Enthusiasm for cryptocurrencies has not waned despite current prices being far from record highs, according to Coinbase Chief Financial Officer Alesia Haas.
"I don't think we've seen any change in interest in the overall crypto space," Haas told Yahoo! Fiance, explaining that those invested in cryptocurrencies are generally incredibly long-term focused and “think about how this technology changes the way that we interact with financial assets” as well as how this technology innovates and changes the future of the web.
Bitcoin, the benchmark cryptocurrency, has been “swept into the broader risk-off environment that has gripped risky assets in the tech space this year,” according to the article.
Bitcoin prices hit a record high on Nov. 9 of $69,000, but have dropped 38% to about $43,000, with prices hitting a low of $35,000 in late January, due to fears around interest rate hikes.

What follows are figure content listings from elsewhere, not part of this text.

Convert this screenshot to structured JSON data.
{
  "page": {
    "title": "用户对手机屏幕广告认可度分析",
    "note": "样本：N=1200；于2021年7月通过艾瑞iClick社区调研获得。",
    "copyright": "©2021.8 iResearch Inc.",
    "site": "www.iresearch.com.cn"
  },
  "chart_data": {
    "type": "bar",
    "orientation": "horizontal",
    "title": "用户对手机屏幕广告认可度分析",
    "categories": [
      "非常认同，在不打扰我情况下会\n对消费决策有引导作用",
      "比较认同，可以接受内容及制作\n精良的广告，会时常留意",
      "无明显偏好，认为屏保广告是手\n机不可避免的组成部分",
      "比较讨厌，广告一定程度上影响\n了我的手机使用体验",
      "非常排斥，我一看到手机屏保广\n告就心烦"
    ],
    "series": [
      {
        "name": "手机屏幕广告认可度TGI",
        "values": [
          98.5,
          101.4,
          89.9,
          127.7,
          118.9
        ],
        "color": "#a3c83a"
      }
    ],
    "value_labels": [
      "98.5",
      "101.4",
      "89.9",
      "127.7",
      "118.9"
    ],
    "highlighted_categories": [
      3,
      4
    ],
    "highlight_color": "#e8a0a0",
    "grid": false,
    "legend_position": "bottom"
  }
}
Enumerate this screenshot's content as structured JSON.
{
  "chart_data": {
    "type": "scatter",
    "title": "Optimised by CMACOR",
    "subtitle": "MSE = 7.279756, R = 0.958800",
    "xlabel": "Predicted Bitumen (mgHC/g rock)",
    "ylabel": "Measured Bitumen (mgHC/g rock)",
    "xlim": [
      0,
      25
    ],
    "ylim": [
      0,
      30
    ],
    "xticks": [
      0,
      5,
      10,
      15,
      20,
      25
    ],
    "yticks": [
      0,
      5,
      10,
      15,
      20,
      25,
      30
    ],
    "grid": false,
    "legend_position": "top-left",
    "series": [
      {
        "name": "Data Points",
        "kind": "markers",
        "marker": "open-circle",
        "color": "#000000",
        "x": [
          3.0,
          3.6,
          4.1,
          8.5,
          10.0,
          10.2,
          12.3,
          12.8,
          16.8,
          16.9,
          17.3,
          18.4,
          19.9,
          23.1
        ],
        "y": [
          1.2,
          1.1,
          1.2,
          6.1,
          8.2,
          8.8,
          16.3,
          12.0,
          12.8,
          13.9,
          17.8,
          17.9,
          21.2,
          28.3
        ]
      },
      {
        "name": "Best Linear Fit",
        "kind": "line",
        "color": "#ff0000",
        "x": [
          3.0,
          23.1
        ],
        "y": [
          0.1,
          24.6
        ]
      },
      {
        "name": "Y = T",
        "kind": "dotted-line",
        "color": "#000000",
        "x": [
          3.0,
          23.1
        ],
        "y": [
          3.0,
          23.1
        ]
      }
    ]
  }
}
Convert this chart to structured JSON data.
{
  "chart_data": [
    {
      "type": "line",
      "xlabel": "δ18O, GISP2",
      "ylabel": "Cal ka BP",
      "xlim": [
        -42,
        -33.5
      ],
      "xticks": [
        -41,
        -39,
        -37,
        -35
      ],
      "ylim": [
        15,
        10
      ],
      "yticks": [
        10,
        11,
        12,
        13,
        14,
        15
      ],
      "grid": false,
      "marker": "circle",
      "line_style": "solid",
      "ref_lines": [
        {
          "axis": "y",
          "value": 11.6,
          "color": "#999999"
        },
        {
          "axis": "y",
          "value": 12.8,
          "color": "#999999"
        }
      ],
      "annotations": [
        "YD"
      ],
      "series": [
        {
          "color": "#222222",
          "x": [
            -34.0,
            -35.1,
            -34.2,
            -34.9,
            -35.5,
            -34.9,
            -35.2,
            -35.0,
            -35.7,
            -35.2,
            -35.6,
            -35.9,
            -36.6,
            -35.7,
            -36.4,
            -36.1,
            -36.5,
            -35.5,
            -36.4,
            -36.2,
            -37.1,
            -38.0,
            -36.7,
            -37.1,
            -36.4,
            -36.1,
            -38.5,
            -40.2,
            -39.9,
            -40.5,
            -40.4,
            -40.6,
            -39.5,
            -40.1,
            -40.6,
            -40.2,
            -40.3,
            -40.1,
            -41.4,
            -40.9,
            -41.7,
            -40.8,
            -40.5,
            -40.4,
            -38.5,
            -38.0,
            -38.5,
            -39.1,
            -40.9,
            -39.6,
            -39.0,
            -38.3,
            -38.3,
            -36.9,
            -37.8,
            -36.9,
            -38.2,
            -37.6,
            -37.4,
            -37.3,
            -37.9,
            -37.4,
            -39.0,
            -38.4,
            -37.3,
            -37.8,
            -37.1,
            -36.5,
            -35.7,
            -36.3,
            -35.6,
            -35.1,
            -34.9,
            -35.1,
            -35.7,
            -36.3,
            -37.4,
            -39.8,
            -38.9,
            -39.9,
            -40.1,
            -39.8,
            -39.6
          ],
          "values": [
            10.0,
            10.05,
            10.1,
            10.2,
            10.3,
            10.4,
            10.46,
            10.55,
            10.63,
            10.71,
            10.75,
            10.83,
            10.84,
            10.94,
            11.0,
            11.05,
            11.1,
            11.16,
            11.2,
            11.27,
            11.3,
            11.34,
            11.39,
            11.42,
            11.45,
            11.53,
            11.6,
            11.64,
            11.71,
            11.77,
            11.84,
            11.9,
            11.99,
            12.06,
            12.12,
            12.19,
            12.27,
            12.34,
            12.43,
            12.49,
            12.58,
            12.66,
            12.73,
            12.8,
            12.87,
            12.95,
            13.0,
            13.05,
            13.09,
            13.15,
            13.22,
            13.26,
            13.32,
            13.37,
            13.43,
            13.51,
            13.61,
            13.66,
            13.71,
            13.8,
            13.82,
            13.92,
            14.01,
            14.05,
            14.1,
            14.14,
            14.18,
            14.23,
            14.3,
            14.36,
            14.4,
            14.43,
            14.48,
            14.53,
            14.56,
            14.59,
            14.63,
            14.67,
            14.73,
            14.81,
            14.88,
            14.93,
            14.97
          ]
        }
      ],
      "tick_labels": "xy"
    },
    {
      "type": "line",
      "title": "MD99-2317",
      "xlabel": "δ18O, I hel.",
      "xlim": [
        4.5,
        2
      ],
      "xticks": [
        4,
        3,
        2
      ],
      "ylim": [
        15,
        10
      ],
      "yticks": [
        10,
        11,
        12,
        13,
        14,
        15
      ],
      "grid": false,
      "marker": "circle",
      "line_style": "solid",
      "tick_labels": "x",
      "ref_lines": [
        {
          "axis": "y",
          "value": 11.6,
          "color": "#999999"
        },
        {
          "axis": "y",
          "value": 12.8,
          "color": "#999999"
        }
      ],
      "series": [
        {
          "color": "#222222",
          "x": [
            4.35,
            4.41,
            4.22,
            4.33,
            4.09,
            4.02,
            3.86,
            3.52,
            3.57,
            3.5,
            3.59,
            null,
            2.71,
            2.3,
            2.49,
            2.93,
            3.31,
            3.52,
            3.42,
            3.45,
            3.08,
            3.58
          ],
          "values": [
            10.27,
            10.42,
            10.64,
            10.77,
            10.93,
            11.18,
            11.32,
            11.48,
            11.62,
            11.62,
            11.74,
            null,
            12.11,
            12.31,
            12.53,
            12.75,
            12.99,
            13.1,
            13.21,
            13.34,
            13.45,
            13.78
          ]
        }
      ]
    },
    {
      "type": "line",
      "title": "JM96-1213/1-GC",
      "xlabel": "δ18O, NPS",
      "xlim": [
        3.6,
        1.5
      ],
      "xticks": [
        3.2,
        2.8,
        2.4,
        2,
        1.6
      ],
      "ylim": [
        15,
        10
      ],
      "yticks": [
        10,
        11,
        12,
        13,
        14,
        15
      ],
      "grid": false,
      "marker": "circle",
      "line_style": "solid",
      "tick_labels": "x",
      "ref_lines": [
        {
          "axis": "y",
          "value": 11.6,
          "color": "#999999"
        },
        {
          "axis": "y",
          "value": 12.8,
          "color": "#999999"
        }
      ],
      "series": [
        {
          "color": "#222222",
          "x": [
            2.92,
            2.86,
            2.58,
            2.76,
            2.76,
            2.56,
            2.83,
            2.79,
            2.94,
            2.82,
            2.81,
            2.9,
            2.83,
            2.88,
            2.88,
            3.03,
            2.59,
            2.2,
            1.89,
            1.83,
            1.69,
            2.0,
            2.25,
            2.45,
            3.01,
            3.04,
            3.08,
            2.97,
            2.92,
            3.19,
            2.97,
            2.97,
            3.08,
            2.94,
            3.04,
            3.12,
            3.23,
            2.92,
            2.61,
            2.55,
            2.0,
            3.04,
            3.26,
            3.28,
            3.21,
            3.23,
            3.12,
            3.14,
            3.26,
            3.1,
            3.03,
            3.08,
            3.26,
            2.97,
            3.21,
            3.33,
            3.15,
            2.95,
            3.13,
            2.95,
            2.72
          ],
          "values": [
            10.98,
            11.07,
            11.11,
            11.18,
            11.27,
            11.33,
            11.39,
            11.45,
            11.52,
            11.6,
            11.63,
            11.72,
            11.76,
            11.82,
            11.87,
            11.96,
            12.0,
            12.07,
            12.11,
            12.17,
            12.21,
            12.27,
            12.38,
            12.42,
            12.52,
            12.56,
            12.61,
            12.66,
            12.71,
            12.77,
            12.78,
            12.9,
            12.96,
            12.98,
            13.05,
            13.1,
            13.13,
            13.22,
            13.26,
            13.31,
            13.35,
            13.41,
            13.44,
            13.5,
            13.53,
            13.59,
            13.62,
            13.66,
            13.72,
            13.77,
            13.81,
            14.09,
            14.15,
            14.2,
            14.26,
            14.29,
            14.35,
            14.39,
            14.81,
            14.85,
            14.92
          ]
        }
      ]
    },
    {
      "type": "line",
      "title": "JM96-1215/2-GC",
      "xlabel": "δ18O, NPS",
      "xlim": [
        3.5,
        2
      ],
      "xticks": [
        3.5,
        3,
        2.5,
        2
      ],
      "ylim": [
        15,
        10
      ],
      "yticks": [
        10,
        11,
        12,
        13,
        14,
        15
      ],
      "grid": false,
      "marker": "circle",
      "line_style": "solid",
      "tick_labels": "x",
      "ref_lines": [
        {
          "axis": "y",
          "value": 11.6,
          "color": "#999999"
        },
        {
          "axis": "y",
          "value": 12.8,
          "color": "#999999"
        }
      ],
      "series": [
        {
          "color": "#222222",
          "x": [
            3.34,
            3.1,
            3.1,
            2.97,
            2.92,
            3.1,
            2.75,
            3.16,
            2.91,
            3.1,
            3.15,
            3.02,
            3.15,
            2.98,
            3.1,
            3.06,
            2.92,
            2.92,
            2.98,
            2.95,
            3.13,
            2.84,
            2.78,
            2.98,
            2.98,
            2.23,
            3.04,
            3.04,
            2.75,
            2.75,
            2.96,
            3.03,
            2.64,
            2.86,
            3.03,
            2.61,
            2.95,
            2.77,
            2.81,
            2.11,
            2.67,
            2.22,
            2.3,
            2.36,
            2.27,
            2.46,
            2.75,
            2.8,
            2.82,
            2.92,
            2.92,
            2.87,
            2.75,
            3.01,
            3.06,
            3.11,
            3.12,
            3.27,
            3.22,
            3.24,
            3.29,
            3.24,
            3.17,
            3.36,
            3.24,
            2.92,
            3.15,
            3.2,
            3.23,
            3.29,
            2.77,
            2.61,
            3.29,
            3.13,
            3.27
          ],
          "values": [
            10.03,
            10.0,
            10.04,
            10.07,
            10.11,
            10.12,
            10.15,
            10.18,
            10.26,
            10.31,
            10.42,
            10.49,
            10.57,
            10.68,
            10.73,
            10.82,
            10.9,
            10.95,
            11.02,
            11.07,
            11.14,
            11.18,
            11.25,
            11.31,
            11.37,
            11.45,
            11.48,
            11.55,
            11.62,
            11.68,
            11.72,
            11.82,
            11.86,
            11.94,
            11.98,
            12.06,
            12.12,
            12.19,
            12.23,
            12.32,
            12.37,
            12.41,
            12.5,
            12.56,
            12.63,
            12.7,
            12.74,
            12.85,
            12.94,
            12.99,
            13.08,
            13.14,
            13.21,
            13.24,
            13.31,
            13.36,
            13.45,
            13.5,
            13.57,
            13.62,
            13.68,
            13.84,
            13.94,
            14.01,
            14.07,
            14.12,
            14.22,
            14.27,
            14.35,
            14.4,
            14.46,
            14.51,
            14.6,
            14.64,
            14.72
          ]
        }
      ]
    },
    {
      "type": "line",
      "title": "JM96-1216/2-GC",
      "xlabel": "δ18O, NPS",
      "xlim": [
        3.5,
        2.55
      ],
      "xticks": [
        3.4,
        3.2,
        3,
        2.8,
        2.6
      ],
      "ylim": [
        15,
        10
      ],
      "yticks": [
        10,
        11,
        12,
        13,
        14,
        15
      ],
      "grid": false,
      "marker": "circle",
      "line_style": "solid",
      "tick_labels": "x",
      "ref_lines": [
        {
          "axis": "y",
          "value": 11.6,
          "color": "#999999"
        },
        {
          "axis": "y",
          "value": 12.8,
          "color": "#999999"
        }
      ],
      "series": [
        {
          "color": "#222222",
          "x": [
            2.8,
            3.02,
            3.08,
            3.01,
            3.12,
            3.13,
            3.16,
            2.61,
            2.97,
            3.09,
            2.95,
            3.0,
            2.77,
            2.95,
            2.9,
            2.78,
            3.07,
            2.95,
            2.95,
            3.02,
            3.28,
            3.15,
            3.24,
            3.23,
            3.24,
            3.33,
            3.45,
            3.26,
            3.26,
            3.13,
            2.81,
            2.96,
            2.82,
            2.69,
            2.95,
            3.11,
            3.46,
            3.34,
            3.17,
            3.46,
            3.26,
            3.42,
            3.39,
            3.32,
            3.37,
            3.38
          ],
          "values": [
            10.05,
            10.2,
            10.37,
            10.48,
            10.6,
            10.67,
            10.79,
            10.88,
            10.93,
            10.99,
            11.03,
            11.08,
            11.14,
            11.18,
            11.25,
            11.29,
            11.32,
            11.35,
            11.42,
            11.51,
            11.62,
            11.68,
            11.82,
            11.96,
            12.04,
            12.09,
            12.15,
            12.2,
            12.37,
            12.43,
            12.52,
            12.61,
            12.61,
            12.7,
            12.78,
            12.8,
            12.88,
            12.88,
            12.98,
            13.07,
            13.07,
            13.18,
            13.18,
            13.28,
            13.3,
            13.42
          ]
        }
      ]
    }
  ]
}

Other cryptocurrencies have faced similar volatility, with Ethereum down 35% from November 2021 highs and Shiba Inu has dropped by more than half since its peak in October, 2021.
This is a response to overall market conditions and concerns, Haas explained. Investors are wanting less risk and are moving their money to asset classes they view as safer.
“Crypto in general is viewed as a more high risk growth asset class," Haas explained.
Companies that also have exposure to crypto space are also facing sell-off. For example, according to the article, Coinbase and Robinhood shares have both taken a dip.
Haas joins a league of other experts who urge patience for cryptocurrency prices.
MicroStrategy founder Michael Saylor said on Yahoo Finance Live that he is looking 10 years down the road. He explained that many people buy bitcoin because they want an asset that might have value in 10 years.
“The truth is there is no security trading on the Nasdaq of the New York Stock Exchange right now that you can understand 100 years from now,” he said.